Whilst in the narrow, winding streets of the old town, I noticed a marmot-shaped door knocker on one door. This immediately brought to mind the French idiomatic expression croquer le marmot (to stand hesitantly at a door with one's hand over the door knocker, without following through), marmot-shaped door knockers presumably being customary in those days. This expression was, of course, memorably gifted to the English language as “to craunch the marmoset” by Pedro Carolino, the non-English-speaking Portuguese author of English As She Is Spoke, an unintentionally surreal (and, needless to say, entirely unusable) Portuguese-English phrasebook.
A contemporary equivalent of craunching the marmoset would presumably involve hovering over the SEND button in one's email client or something similar.

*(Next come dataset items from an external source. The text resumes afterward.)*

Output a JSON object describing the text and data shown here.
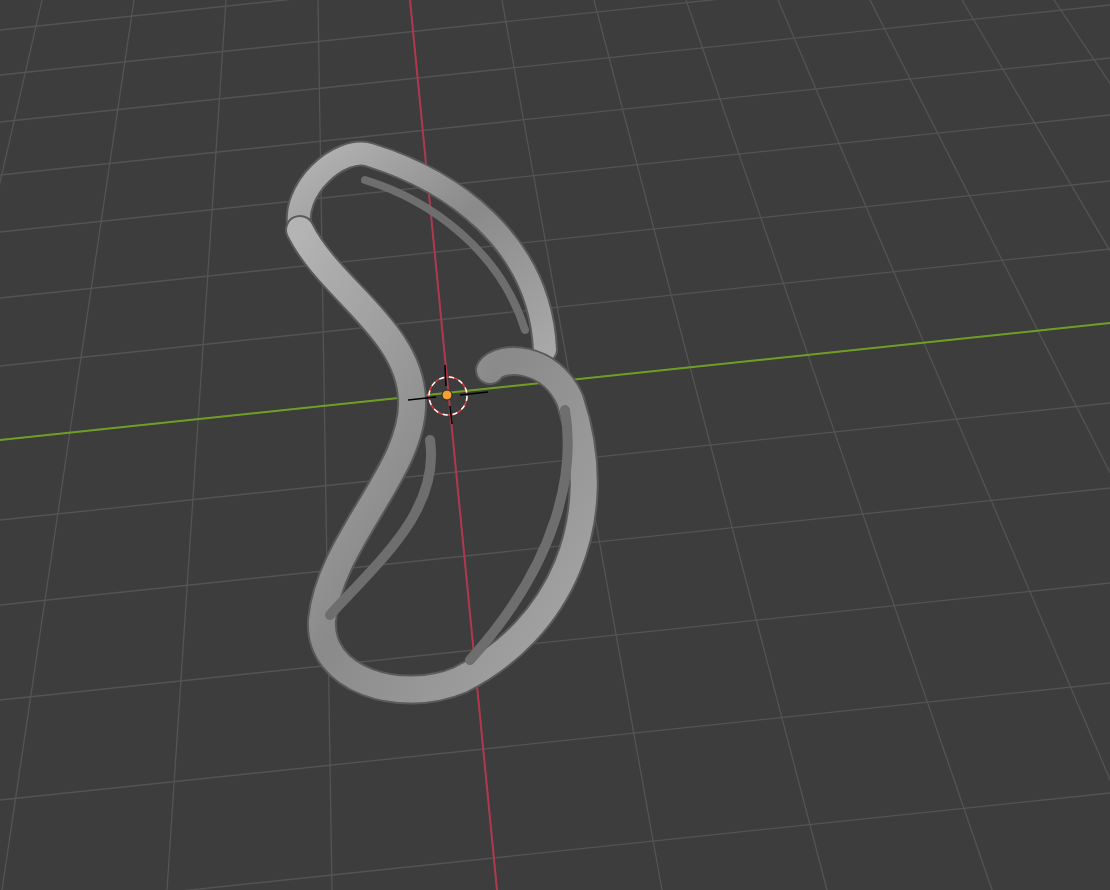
{
  "viewport": {
    "object": {
      "selected": false
    }
  }
}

The Australian indie-pop marketplace now has more competition, with a new mail-order outfit and record label in Fortitude Valley opening. Taking the time-honoured indie-pop strategy of having a literary name (see also: Library Records, Chapter Music, and numerous bands), Book Club Records has their own releases and overseas imports (including Tender Trap, Amelia "Talulah Gosh/Heavenly" Fletcher's latest project), with postage being free in Australia. They also have a page of MP3s free for the download, which includes Barcelona's "I Have The Password To Your Shell Account". (via Rocknerd)

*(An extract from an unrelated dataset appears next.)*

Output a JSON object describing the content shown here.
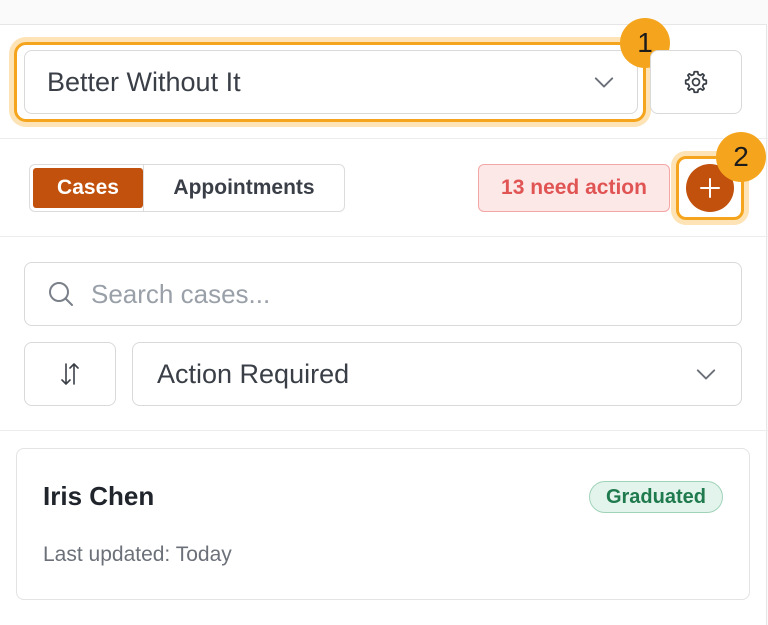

It's interesting to look at their links page. Among the usual indie labels and stores, there is an Other section, which features 4ZZZ, LiveJournal, and, um, Manchester United. The last addition seems puzzling, looking at the site from the UK; no-one here would associate football with the indie-pop subculture, and Man.U, one of the biggest and highest in profile of clubs, doubly so. Mind you, it appears the be the usual indiekid-Anglophilia phenomenon, where any and all affectations of British everyday versimilitude are more indie than the local variety. This has been commented on in the past, in observations of American indie fans who are into everything one can slap a union flag on, from Blur to Oasis to Fatboy Slim to Mogwai; not to mention appropriations of British slang, sometimes with unintentionally comical results (I mean, "Shag Frenzy" sounds more like a tabloid headline about suburban swingers' parties than a name for an indie night). With that in mind, I wonder how long until indie kids in America and Australia start imitating the chav phenomenon to get that imported-from-Britain boost to their indie cred.